REPUBLIKA.CO.ID, WASHINGTON - Pengujian kandidat vaksin untuk infeksi virus corona jenis baru (Covid-19) oleh dua perusahaan farmasi di Amerika Serikat (AS) kembali dilakukan. Sebelumnya, uji coba kandidat vaksin AstraZeneca telah dihentikan sejak awal September, sementara studi vaksin Johnson & Johnson dihentikan pada awal pekan lalu.
Masing-masing perusahaan melaporkan relawan studi yang mengembangkan masalah kesehatan serius sehingga diperlukan tinjauan data keselamatan. Kedua kandidat vaksin Covid-19 ini dilaporkan di antara beberapa yang sedang dalam pengujian tahap akhir.
Pengujian tahap akhir adalah langkah final sebelum perusahaan dapat meminta persetujuan regulasi untuk produksi vaksin. Dua perusahaan farmasi tersebut dilaporkan telah kembali mendapat izin dari Food and Drug Administration untuk memulai kembali tes di AS.
Penghentian sementara pengujian obat dan vaksin semacam itu relatif umum. Dalam penelitian yang melibatkan ribuan partisipan, beberapa kemungkinan akan jatuh sakit. Menjeda sementara penelitian memungkinkan para ilmuwan untuk menyelidiki apakah suatu penyakit adalah efek samping dari produk atau kebetulan terjadi.
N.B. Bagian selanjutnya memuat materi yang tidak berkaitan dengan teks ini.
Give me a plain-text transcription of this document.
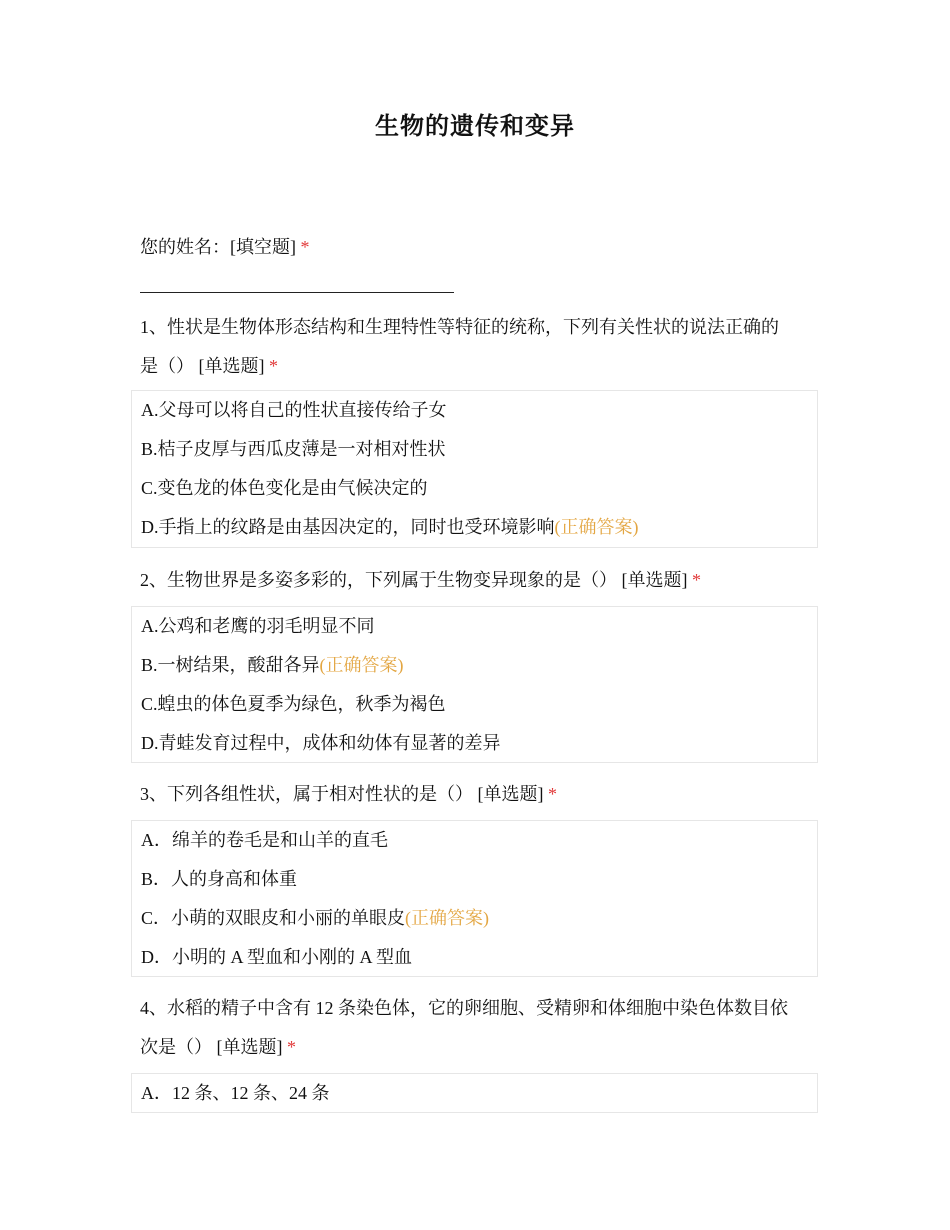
生物的遗传和变异
您的姓名：[填空题] *
1、性状是生物体形态结构和生理特性等特征的统称，下列有关性状的说法正确的
是（） [单选题] *
A.父母可以将自己的性状直接传给子女
B.桔子皮厚与西瓜皮薄是一对相对性状
C.变色龙的体色变化是由气候决定的
D.手指上的纹路是由基因决定的，同时也受环境影响(正确答案)
2、生物世界是多姿多彩的，下列属于生物变异现象的是（） [单选题] *
A.公鸡和老鹰的羽毛明显不同
B.一树结果，酸甜各异(正确答案)
C.蝗虫的体色夏季为绿色，秋季为褐色
D.青蛙发育过程中，成体和幼体有显著的差异
3、下列各组性状，属于相对性状的是（） [单选题] *
A．绵羊的卷毛是和山羊的直毛
B．人的身高和体重
C．小萌的双眼皮和小丽的单眼皮(正确答案)
D．小明的 A 型血和小刚的 A 型血
4、水稻的精子中含有 12 条染色体，它的卵细胞、受精卵和体细胞中染色体数目依
次是（） [单选题] *
A．12 条、12 条、24 条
Pengujian vaksin AstraZeneca yang dikembangkan bersama Universitas Oxford telah dilanjutkan di Inggris, Brasil, Afrika Selatan, dan Jepang.
“Dimulainya kembali uji klinis di seluruh dunia adalah berita bagus karena memungkinkan kami untuk melanjutkan upaya kami mengembangkan vaksin ini untuk membantu mengalahkan pandemi yang mengerikan ini,” ujar Pascal Soriot, CEO AstraZeneca dalam sebuah pernyataan dilansir The Guardian, Sabtu (24/10).
Studi AstraZeneca melibatkan 30 ribu orang di AS. Beberapa mendapatkan vaksin dan yang lainnya diberikan hanya berupa suntikan tiruan. Pengujian dihentikan setelah seorang peserta di Inggris mengembangkan gejala neurologis yang parah dan konsisten terjadi peradangan langka pada sumsum tulang belakang yang dikenal sebagai myelitis transversal.
Pengujian AstraZeneca juga pernah dihentikan sebelumnya sekitar Juni lalu. Sementara, Johnson & Johnson mengatakan sedang bersiap untuk melanjutkan perekrutan segera untuk studi vaksin di AS.
Johnson & Johnson tidak mengungkapkan sifat penyakit sukarelawan tersebut. Namun perusahaan ini mengatakan evaluasi yang dilakukan secara menyeluruh tidak menemukan bukti kandidat vaksin menyebabkan kejadian tersebut.